A recent study that tested approximately 150 different businesses and 208 paper receipts, found that 93 percent contained Bisphenol A (BPA) or Bisphenol S (BPS), endocrine-disrupting chemicals that have been associated with reproductive problems. Even briefly touching the receipts can lead to BPA and BPS absorption into the body. Moreover, these receipts can’t be recycled because BPA and BPS can contaminate other materials in the recycling stream. At Yale’s libraries, thermal paper is used for check-out receipts, hold slips, and routing slips.
The Library Sustainability Advisory Group is working on eliminating use of the current thermal paper by replacing it with a phenol-free product.

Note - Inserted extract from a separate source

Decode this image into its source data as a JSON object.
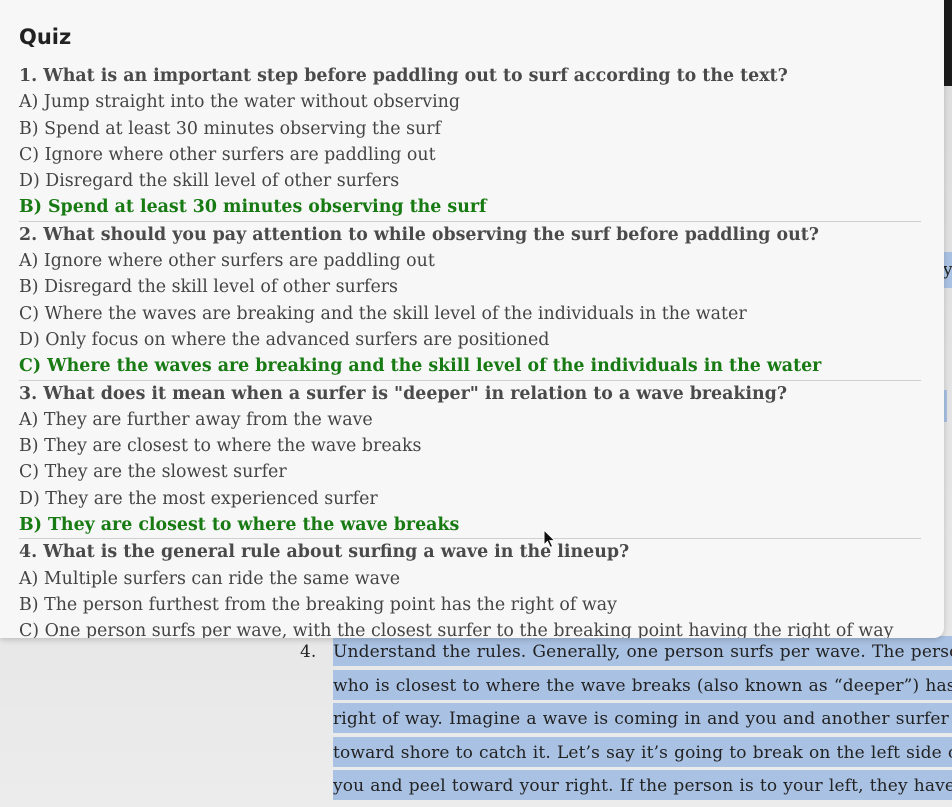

“Thermal paper relies on some type of acid for the reaction which makes the words and images show up on the paper,” says Chris Killheffer, Associate Director for Access Services Operations at SML/Bass. “Rather than using a phenol based acid, the acid they, [the vendor], rely on is Vitamin C, so it’s actually a completely nontoxic substitute and recyclable substitute.”
Killheffer recently ordered and tested out rolls of the Vitamin C thermal paper on existing library equipment, and found that they performed well. He is now working on adding the product to SciQuest, Yale’s online purchasing platform, to facilitate the ordering process for all the other university library groups.
This initiative is part of the Group’s larger materials management efforts outlined in the Library Sustainability Action Plan. In addition to phasing out the phenol chemicals in thermal paper, the Group aims to reduce the use of paper at the libraries by 10 percent within three years. Efforts include providing reusable routing slips in place of single-use slips and configuring the check-out system to print fewer receipts. For example, rather than printing five individual receipts if a person checks out five items, only one receipt that lists all five items would print.
Yale is committed to building a more sustainable world. By doing what we do best—integrating science, the humanities, and our community—Yale creates, tests, and adopts innovative solutions to the environmental and social challenges we all face.